St Andrew's Insurance linked the January 2008 blaze in Margaret Street, Brighton - described in London's High Court as "the gay village" - to Tony Howe's tendency to "hissy fits".

But Mr Howe, who has been with Jonathan Smyth for close to seven years, said the fire, which killed the household's three cats, was an accident.

Ruling today in favour of Mr Smyth - who is claiming around £300,000 - solely on the issue of liability, Deputy Judge John Randall said the insurers had not satisfied him that the fire was started by Mr Howe.
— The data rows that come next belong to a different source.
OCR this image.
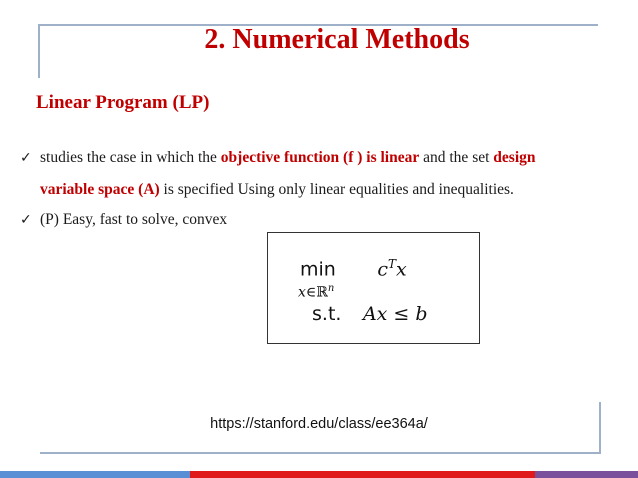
2. Numerical Methods
Linear Program (LP)
✓ studies the case in which the objective function (f ) is linear and the set design
variable space (A) is specified Using only linear equalities and inequalities.
✓ (P) Easy, fast to solve, convex
$\min c^Tx$
x∈ℝ$^n$
s.t. Ax ≤ b
https://stanford.edu/class/ee364a/
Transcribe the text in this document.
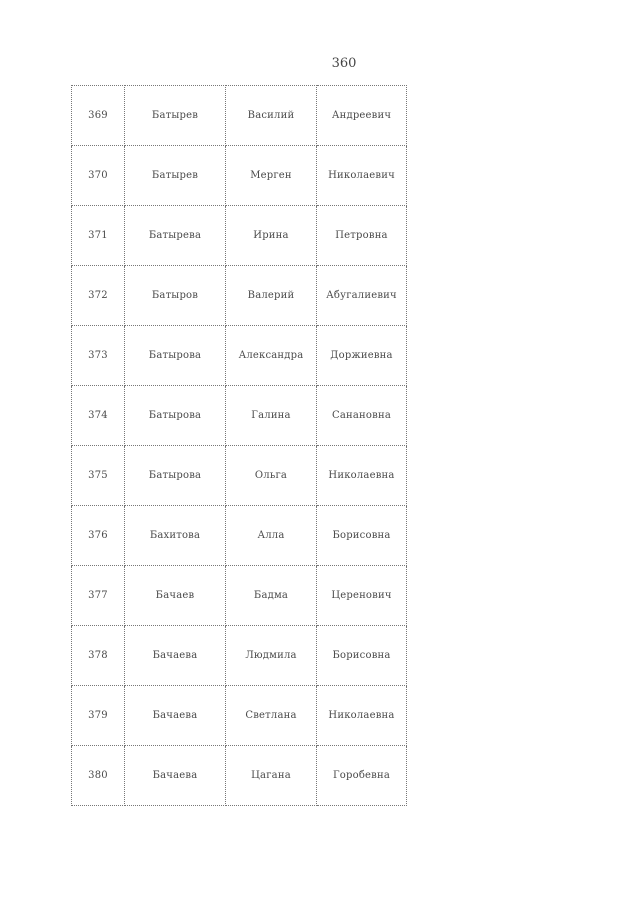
360
369	Батырев	Василий	Андреевич
370	Батырев	Мерген	Николаевич
371	Батырева	Ирина	Петровна
372	Батыров	Валерий	Абугалиевич
373	Батырова	Александра	Доржиевна
374	Батырова	Галина	Санановна
375	Батырова	Ольга	Николаевна
376	Бахитова	Алла	Борисовна
377	Бачаев	Бадма	Церенович
378	Бачаева	Людмила	Борисовна
379	Бачаева	Светлана	Николаевна
380	Бачаева	Цагана	Горобевна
It was more likely than not that it was started accidentally by a lit cigarette carelessly discarded or accidentally dislodged by Rebecca Alexander, who rented the basement room in the four-storey terrace where the fire began.
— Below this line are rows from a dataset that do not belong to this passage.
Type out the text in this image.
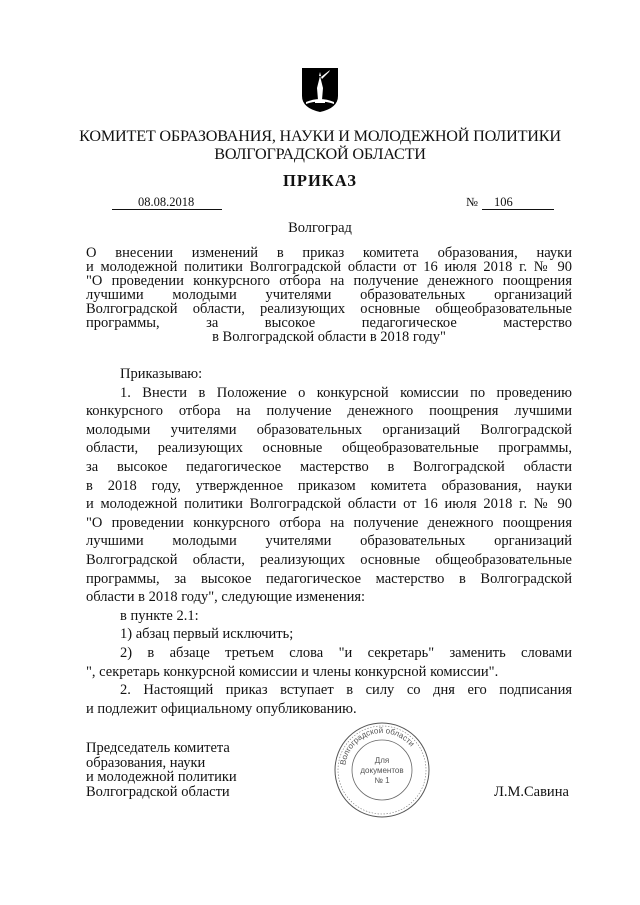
КОМИТЕТ ОБРАЗОВАНИЯ, НАУКИ И МОЛОДЕЖНОЙ ПОЛИТИКИ
ВОЛГОГРАДСКОЙ ОБЛАСТИ
ПРИКАЗ
08.08.2018	№ 106
Волгоград
О внесении изменений в приказ комитета образования, науки
и молодежной политики Волгоградской области от 16 июля 2018 г. № 90
"О проведении конкурсного отбора на получение денежного поощрения
лучшими молодыми учителями образовательных организаций
Волгоградской области, реализующих основные общеобразовательные
программы, за высокое педагогическое мастерство
в Волгоградской области в 2018 году"

Приказываю:

1. Внести в Положение о конкурсной комиссии по проведению
конкурсного отбора на получение денежного поощрения лучшими
молодыми учителями образовательных организаций Волгоградской
области, реализующих основные общеобразовательные программы,
за высокое педагогическое мастерство в Волгоградской области
в 2018 году, утвержденное приказом комитета образования, науки
и молодежной политики Волгоградской области от 16 июля 2018 г. № 90
"О проведении конкурсного отбора на получение денежного поощрения
лучшими молодыми учителями образовательных организаций
Волгоградской области, реализующих основные общеобразовательные
программы, за высокое педагогическое мастерство в Волгоградской
области в 2018 году", следующие изменения:
в пункте 2.1:
1) абзац первый исключить;
2) в абзаце третьем слова "и секретарь" заменить словами
", секретарь конкурсной комиссии и члены конкурсной комиссии".
2. Настоящий приказ вступает в силу со дня его подписания
и подлежит официальному опубликованию.
Председатель комитета
образования, науки
и молодежной политики
Волгоградской области
Волгоградской области
Для
документов
№ 1
Л.М.Савина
Ms Alexander, said the judge, was an "overly defensive" witness who made accusations against Mr Howe which led to him being arrested, before he was bailed without charge and told he was not to be prosecuted.
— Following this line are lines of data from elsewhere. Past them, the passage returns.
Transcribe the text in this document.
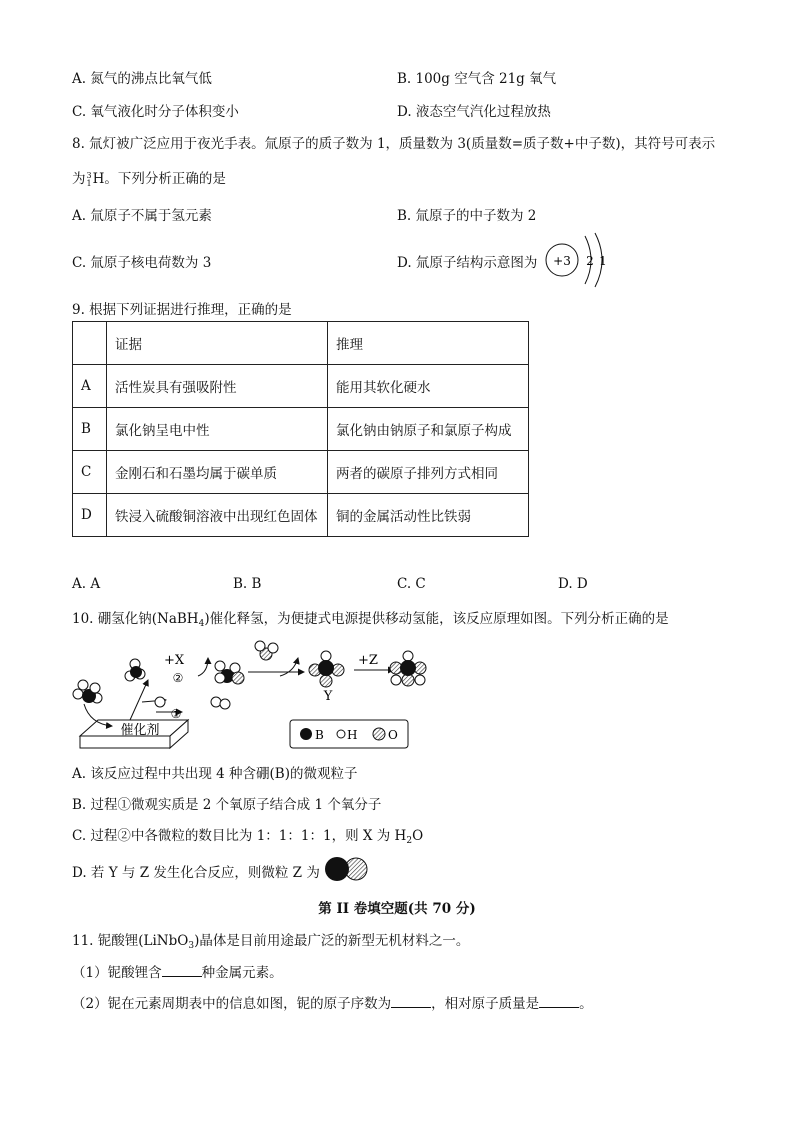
A. 氮气的沸点比氧气低	B. 100g 空气含 21g 氧气
C. 氧气液化时分子体积变小	D. 液态空气汽化过程放热
8. 氚灯被广泛应用于夜光手表。氚原子的质子数为 1，质量数为 3(质量数=质子数+中子数)，其符号可表示
为 3
1 H。下列分析正确的是
A. 氚原子不属于氢元素	B. 氚原子的中子数为 2
C. 氚原子核电荷数为 3	D. 氚原子结构示意图为 +3 2 1
9. 根据下列证据进行推理，正确的是
	证据	推理
A	活性炭具有强吸附性	能用其软化硬水
B	氯化钠呈电中性	氯化钠由钠原子和氯原子构成
C	金刚石和石墨均属于碳单质	两者的碳原子排列方式相同
D	铁浸入硫酸铜溶液中出现红色固体	铜的金属活动性比铁弱
A. A	B. B	C. C	D. D
10. 硼氢化钠(NaBH$_4$)催化释氢，为便捷式电源提供移动氢能，该反应原理如图。下列分析正确的是
催化剂
①
+X
②
Y
+Z
B H	O
A. 该反应过程中共出现 4 种含硼(B)的微观粒子
B. 过程①微观实质是 2 个氧原子结合成 1 个氧分子
C. 过程②中各微粒的数目比为 1：1：1：1，则 X 为 $H_2O$
D. 若 Y 与 Z 发生化合反应，则微粒 Z 为
第 II 卷填空题(共 70 分)
11. 铌酸锂(LiNbO$_3$)晶体是目前用途最广泛的新型无机材料之一。
（1）铌酸锂含	种金属元素。
（2）铌在元素周期表中的信息如图，铌的原子序数为	，相对原子质量是	。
She agreed she was a messy person and the state of her room that evening, with strewn clothing, discarded tissues and a highly flammable bed cover, made it a serious fire hazard.

The judge said she was tired from her shift as a care worker in a children's home, and agitated from a shouting match started by Mr Howe, who had been drinking, about the messy kitchen.

She was also naturally careless in that she would often go out to the shops having left the hob on, he added.

"It would not be surprising if a naturally careless person such as Ms Alexander, in the stressful circumstances in which she found herself that evening, had either carelessly discarded, or accidentally dislodged without noticing, a lit cigarette when rapidly preparing to leave the house, or perhaps when getting up to challenge Mr Howe when he first shouted at her though the door."

The judge said Mr Howe, who was 37 at the time, was not then employed but conscientiously undertook the housework, being fastidious and house-proud.

Sometimes, he had tantrums, or "hissy fits", which were in the nature of attention-seeking behaviour rather than being dangerous or destructive.

Information security manager Mr Smyth, now of Cooperage Quay, Stirling, Scotland, affectionately called them "Tony Bear tantrums".

The judge said Mr Howe's essential account of matters and firm denial of arson had been calm and consistent throughout, and was convincing.

"I find there to be no cogent reasons - beyond the bare facts of the shouting match or argument which had occurred that evening, that Mr Howe was 'merry', and that he had once kicked out the wobbly spindles supporting a bannister while in a tantrum - for concluding that he deliberately started the fire, and that the preponderance of the available evidence, as well as a common sense view of inherent probabilities, is against such a conclusion."

For Mr Howe to have done so would have been an act of "extraordinary malice and recklessness", said the judge.